Further, the charging control based on the present invention can also be implemented in combination with various conventional charging control methods such as timer control, voltage control, and temperature control.

In addition, the present invention can be implemented with various modifications without departing from the scope.

(Effects of the Invention) According to the present invention, by configuring a differential circuit that obtains a differential value with respect to a time change in terminal voltage of a storage battery or a voltage proportional to the terminal voltage of a storage battery using a differential operation circuit consisting of an operational amplifier, a capacitor, and a resistor, It is possible to obtain a value proportional to the accurate differential value of the terminal voltage of the differential circuit, so by controlling the charging of the storage battery based on the output of the detection circuit that detects the output voltage of this differentiating circuit, it is possible to prevent over- or under-charging. There is no charge, and the appropriate amount of charge is always obtained.

[Brief explanation of the drawing]

Fig. 1 is a circuit diagram of a storage battery charging circuit according to an embodiment of the present invention, Fig. 2 is a voltage waveform diagram for explaining the operation of the embodiment, and Figs. It is a figure showing an example of composition. DESCRIPTION OF SYMBOLS 1... Storage battery, 2... Charging control circuit, 3... Charging power supply, 4... Differential circuit, 5... Differential calculation circuit, 6
... Inverting amplifier circuit, 7.8... Operational amplifier, 9...
・Detection circuit.

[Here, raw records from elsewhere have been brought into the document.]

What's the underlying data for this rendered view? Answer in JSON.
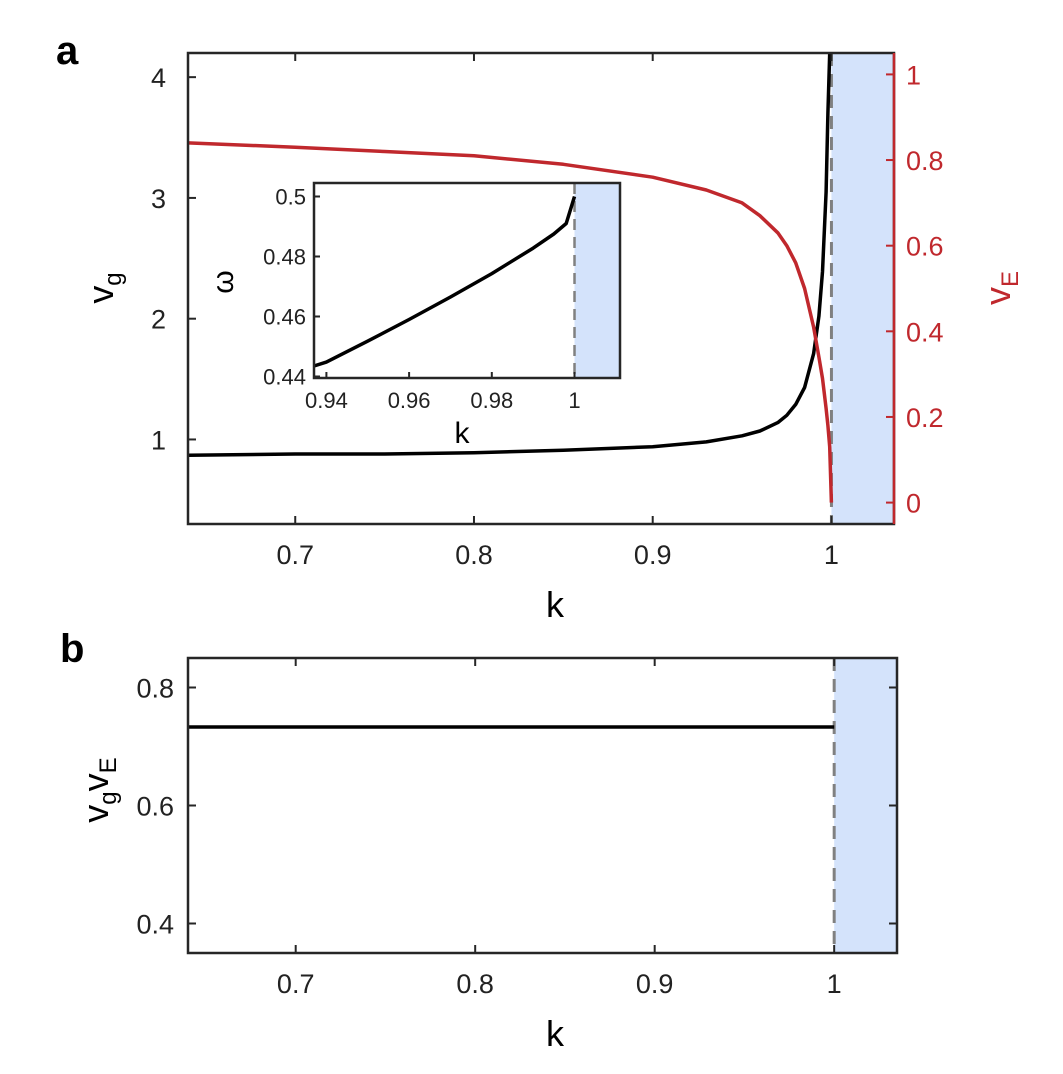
{
  "colors": {
    "black_curve": "#000000",
    "red_curve": "#c0282d",
    "shade": "#d4e3fb",
    "dash": "#808080",
    "axis": "#262626"
  },
  "panel_a": {
    "letter": "a",
    "xlabel": "k",
    "ylabel_left_main": "v",
    "ylabel_left_sub": "g",
    "ylabel_right_main": "v",
    "ylabel_right_sub": "E",
    "x_ticks": [
      "0.7",
      "0.8",
      "0.9",
      "1"
    ],
    "y_left_ticks": [
      "1",
      "2",
      "3",
      "4"
    ],
    "y_right_ticks": [
      "0",
      "0.2",
      "0.4",
      "0.6",
      "0.8",
      "1"
    ],
    "inset": {
      "xlabel": "k",
      "ylabel": "ω",
      "x_ticks": [
        "0.94",
        "0.96",
        "0.98",
        "1"
      ],
      "y_ticks": [
        "0.44",
        "0.46",
        "0.48",
        "0.5"
      ]
    }
  },
  "panel_b": {
    "letter": "b",
    "xlabel": "k",
    "ylabel_main1": "v",
    "ylabel_sub1": "g",
    "ylabel_main2": "v",
    "ylabel_sub2": "E",
    "x_ticks": [
      "0.7",
      "0.8",
      "0.9",
      "1"
    ],
    "y_ticks": [
      "0.4",
      "0.6",
      "0.8"
    ]
  },
  "chart_data": [
    {
      "type": "line",
      "panel": "a",
      "xlabel": "k",
      "ylabel": "v_g",
      "ylabel_right": "v_E",
      "xlim": [
        0.64,
        1.035
      ],
      "ylim_left": [
        0.3,
        4.2
      ],
      "ylim_right": [
        -0.05,
        1.05
      ],
      "shaded_region": [
        1.0,
        1.035
      ],
      "dashed_line_x": 1.0,
      "series": [
        {
          "axis": "left",
          "color": "#000000",
          "x": [
            0.64,
            0.7,
            0.75,
            0.8,
            0.85,
            0.9,
            0.93,
            0.95,
            0.96,
            0.97,
            0.975,
            0.98,
            0.985,
            0.99,
            0.993,
            0.995,
            0.997,
            0.998,
            0.999
          ],
          "y": [
            0.87,
            0.88,
            0.88,
            0.89,
            0.91,
            0.94,
            0.98,
            1.03,
            1.07,
            1.14,
            1.2,
            1.29,
            1.43,
            1.71,
            2.02,
            2.39,
            3.05,
            3.7,
            4.2
          ]
        },
        {
          "axis": "right",
          "color": "#c0282d",
          "x": [
            0.64,
            0.7,
            0.75,
            0.8,
            0.85,
            0.9,
            0.93,
            0.95,
            0.96,
            0.97,
            0.975,
            0.98,
            0.985,
            0.99,
            0.993,
            0.995,
            0.997,
            0.998,
            0.999,
            1.0
          ],
          "y": [
            0.84,
            0.83,
            0.82,
            0.81,
            0.79,
            0.76,
            0.73,
            0.7,
            0.67,
            0.63,
            0.6,
            0.56,
            0.5,
            0.41,
            0.34,
            0.29,
            0.22,
            0.18,
            0.13,
            0.0
          ]
        }
      ]
    },
    {
      "type": "line",
      "panel": "a-inset",
      "xlabel": "k",
      "ylabel": "ω",
      "xlim": [
        0.937,
        1.011
      ],
      "ylim": [
        0.4395,
        0.5045
      ],
      "shaded_region": [
        1.0,
        1.011
      ],
      "dashed_line_x": 1.0,
      "series": [
        {
          "color": "#000000",
          "x": [
            0.937,
            0.94,
            0.95,
            0.96,
            0.97,
            0.98,
            0.99,
            0.995,
            0.998,
            1.0
          ],
          "y": [
            0.4435,
            0.4448,
            0.4518,
            0.459,
            0.4665,
            0.4743,
            0.4828,
            0.4875,
            0.491,
            0.5
          ]
        }
      ]
    },
    {
      "type": "line",
      "panel": "b",
      "xlabel": "k",
      "ylabel": "v_g v_E",
      "xlim": [
        0.64,
        1.035
      ],
      "ylim": [
        0.35,
        0.85
      ],
      "shaded_region": [
        1.0,
        1.035
      ],
      "dashed_line_x": 1.0,
      "series": [
        {
          "color": "#000000",
          "x": [
            0.64,
            0.7,
            0.8,
            0.9,
            1.0
          ],
          "y": [
            0.733,
            0.733,
            0.733,
            0.733,
            0.733
          ]
        }
      ]
    }
  ]
}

Applicant's agent Patent attorney Takehiko Suzue Figure 2

Claims (1)

[Scope of Claims] A differentiation circuit that obtains a differential value with respect to a time change in a terminal voltage of a storage battery or a voltage proportional to the voltage, a detection means for detecting the output voltage of the differentiation circuit, and a detection means for detecting the output voltage of the storage battery based on the output of the detection means. A storage battery charging circuit comprising: a charging control means for controlling charging of a storage battery, wherein the differentiating circuit includes an operational amplifier; a capacitor connected between an inverting input terminal of the operational amplifier and an input terminal of the differentiating circuit; A storage battery charging circuit comprising a resistor connected between an inverting input terminal and an output terminal of the operational amplifier.